Their discovery—a new comet, officially named C/2012 S1 (ISON)—was made public on Monday, and has since made waves in the astronomical community and across the internet.
As of now, Comet ISON, as it’s commonly being called, is roughly 625 million miles away from us and is 100,000 times fainter than the dimmest star that can be seen with the naked eye—it’s only visible using professional-grade telescopes. But as it proceeds through its orbit and reaches its perihelion, its closest point to the sun (a distance of 800,000 miles) on November 28th, 2013, it could be bright enough to be visible in full daylight in the Northern Hemisphere, perhaps even as bright as a full moon.
With current information, though, there’s no way of knowing for sure, and experts disagree on what exactly we’ll see. “Comet C/2012 S1 (ISON) probably will become the brightest comet anyone alive has ever seen,” wrote Astronomy Magazine’s Michael E. Bakich.” But Karl Battams, a comet researcher at the Naval Research Laboratory, told Cosmic Log, “The astronomy community in general tries not to overhype these things. Potentially it will be amazing. Potentially it will be a huge dud.”
Regardless, the coming year will likely see conspiracy theorists asserting that the comet is on a collision course with Earth (as was said about Elenin). Astronomers, though, are certain that we’re in no danger of actually colliding with Comet ISON.
Comets are bodies of rock and ice that proceed along elliptical orbits, traveling billions of miles away from the sun and then coming inward, turning sharply around it at high speeds, and then going back out. This cycle can take anywhere from hundreds to millions of years.
A comet’s distinctive tail is made up of burning dust and gases that emanate from the comet as it passes by the sun. Solar radiation causes the dust to incinerate, while solar wind—an invisible stream of charged particles that is ejected from the sun—causes gases in a comet’s thin atmosphere to ionize and produce a visible streak of light across the sky.
Ultimately, what Comet ISON will look like when it comes close depends on its composition. It could appear as a brilliant fireball, like the Great Comet of 1680, or it could disintegrate entirely before entering the inner solar system, like 2011′s Elenin Comet.
Its composition is difficult to predict because astronomers aren’t yet certain whether it is a “new” comet, making its first visit to the inner solar system from the Oort Cloud (a shell of comets that orbit the sun at great distance, roughly a light-year away) or whether it has passed us by closely before. “New” comets often burn more brightly while distant from the sun, as volatile ices burn off, and then dim when they come closer; returning comets are more likely to burn at a consistent rate.

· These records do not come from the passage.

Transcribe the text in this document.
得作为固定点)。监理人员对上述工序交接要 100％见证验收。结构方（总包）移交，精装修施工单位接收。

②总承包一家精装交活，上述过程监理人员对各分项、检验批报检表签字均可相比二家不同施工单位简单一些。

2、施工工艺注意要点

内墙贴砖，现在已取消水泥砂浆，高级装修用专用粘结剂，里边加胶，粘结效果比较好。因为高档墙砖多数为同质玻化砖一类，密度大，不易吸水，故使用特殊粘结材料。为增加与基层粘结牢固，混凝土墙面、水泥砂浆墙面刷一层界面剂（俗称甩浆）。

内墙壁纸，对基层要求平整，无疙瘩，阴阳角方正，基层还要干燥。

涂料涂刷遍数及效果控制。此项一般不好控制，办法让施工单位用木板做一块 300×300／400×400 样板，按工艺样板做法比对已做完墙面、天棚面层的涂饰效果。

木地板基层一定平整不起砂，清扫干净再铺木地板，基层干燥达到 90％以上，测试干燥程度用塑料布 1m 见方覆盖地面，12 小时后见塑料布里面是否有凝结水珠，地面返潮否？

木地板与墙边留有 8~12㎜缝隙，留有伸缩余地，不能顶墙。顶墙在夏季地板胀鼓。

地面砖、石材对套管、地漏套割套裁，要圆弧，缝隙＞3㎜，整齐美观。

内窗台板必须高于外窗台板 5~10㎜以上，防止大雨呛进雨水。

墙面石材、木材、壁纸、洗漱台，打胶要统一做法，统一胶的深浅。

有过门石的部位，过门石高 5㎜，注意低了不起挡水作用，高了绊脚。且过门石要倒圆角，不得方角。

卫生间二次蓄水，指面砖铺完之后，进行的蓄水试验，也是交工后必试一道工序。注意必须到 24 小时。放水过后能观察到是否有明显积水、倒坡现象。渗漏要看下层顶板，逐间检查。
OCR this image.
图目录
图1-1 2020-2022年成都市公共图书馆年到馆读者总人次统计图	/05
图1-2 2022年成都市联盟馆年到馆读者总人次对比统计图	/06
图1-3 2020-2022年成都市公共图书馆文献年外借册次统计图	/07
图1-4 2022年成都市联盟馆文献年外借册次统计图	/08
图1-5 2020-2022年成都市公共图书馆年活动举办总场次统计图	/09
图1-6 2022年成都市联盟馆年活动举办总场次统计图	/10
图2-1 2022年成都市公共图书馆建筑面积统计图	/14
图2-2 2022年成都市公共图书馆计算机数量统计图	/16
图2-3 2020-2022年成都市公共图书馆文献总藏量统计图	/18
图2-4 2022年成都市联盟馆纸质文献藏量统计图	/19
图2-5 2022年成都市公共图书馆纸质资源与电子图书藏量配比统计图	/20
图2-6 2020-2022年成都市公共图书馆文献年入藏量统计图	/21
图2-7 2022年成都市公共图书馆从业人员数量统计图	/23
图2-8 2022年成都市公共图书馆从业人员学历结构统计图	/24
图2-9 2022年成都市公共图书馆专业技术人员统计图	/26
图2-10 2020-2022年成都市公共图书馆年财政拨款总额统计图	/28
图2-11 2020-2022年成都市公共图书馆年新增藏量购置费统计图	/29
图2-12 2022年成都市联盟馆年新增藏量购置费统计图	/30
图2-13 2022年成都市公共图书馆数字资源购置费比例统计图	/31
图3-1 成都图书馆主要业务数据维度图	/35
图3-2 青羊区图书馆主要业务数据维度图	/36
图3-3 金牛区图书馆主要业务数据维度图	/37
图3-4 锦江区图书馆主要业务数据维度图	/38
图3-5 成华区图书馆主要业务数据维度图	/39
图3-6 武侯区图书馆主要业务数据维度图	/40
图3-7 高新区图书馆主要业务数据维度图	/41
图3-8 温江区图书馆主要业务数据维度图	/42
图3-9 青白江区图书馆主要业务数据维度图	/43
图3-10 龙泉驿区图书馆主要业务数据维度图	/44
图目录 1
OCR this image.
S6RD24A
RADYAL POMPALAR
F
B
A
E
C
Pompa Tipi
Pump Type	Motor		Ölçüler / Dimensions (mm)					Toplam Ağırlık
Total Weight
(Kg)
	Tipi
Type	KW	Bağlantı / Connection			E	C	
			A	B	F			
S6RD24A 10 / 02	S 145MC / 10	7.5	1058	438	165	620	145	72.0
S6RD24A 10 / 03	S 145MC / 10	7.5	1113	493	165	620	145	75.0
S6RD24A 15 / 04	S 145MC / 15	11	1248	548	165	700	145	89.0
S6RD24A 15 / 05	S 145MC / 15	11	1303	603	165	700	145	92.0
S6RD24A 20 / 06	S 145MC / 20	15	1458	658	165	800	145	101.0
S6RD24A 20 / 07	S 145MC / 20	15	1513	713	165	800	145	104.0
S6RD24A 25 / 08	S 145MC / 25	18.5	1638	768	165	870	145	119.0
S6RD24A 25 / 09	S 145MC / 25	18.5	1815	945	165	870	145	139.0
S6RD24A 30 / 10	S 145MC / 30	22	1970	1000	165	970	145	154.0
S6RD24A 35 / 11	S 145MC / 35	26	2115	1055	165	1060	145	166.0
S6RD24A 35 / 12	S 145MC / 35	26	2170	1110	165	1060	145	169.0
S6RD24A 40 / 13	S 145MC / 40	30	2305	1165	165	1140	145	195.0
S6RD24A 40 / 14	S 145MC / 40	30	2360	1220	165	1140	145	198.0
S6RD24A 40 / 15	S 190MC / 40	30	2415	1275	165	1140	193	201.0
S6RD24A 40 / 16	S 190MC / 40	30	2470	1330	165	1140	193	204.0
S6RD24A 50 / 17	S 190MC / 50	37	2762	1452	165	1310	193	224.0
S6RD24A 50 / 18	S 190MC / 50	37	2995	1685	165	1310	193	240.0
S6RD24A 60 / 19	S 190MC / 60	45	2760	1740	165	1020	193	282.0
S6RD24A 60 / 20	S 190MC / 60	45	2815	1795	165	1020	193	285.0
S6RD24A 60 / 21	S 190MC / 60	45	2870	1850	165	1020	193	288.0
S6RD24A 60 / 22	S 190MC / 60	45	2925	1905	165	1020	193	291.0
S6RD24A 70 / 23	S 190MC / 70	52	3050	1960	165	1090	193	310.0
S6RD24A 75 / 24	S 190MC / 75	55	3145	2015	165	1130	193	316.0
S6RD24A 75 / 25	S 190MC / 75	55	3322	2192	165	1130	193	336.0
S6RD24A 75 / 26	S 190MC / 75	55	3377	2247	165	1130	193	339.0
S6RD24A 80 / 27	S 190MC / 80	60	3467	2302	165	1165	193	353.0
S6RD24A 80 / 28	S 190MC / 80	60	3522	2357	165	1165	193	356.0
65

One clue, though, indicates that its perihelion next year might be a sight to remember. Researchers have pointed out similarities between the path of this comet and of the Great Comet of 1680, which was visible in daytime and had a particularly long tail. If this is due to the fact that these two comets originated from the same body and at some point split off from each other, then Comet ISON might behave a lot like its 1680 cousin.